Já em relação a 2012, quando a taxa era de 7,4%, o recuo foi de 1,8 ponto percentual. Sobre o cenário de desemprego em patamares baixos, mesmo com juros elevados, Adriana Beringuy, analista do IBGE responsável pela PNAD, explica que o movimento reflete os efeitos distintos da política monetária sobre a economia. “O efeito da taxa de juros não é uniforme.

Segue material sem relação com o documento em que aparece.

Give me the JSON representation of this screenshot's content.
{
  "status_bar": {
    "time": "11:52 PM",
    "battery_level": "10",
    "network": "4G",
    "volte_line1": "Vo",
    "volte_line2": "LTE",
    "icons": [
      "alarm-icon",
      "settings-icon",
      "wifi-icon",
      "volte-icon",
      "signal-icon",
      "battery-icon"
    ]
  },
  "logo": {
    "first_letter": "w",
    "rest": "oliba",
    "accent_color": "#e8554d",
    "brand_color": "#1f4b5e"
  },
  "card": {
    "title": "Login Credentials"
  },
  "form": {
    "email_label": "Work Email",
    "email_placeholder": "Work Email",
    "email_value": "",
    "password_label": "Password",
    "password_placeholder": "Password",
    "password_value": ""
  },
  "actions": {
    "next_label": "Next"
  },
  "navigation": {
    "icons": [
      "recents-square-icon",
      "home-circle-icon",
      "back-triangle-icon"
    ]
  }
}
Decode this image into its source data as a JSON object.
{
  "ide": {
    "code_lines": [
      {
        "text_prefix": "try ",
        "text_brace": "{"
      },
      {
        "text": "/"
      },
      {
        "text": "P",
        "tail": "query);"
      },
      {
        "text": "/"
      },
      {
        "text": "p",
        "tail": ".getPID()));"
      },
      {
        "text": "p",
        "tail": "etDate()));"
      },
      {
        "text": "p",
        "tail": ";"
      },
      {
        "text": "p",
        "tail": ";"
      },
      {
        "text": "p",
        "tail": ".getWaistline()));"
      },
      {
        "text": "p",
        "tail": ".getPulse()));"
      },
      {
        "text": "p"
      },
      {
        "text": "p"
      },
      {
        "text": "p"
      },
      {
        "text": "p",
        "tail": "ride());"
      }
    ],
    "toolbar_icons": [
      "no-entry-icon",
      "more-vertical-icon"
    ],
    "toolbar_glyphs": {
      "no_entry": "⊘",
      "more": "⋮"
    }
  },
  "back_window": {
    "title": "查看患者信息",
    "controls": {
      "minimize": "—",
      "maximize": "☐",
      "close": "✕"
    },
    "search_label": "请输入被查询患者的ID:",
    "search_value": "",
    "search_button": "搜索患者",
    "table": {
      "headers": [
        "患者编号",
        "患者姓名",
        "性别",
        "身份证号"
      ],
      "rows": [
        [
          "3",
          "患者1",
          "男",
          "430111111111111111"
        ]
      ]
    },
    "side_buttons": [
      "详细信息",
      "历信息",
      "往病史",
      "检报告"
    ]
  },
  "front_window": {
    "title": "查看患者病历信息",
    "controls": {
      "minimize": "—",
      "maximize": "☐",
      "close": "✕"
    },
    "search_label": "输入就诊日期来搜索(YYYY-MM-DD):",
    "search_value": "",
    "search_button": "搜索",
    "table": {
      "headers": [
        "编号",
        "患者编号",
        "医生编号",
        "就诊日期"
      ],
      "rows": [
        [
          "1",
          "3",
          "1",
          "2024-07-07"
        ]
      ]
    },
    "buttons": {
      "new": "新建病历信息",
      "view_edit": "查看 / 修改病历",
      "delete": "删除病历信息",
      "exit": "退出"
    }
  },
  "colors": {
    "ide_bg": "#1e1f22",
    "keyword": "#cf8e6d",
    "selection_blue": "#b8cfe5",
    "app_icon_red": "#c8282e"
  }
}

As atividades que mais ampliaram o emprego e o consumo não foram as mais dependentes de crédito”, afirma Beringuy. 🔎 Em outras palavras: a redução do desemprego no país se concentrou em setores menos sensíveis à alta da taxa de juros. 📉 A taxa de desemprego mostra que o mercado de trabalho segue forte e resistente, mesmo em um cenário de juros elevados no país.
🏦 Isso chama atenção porque a Selic está no maior patamar em cerca de 20 anos, a 15% ao ano. Em geral, juros altos encarecem o crédito, reduzem investimentos e levam as empresas a contratar menos, o que costuma esfriar a economia. 📊 O fato de o emprego continuar aquecido, apesar desse aperto monetário, indica que a atividade econômica ainda mantém um ritmo elevado.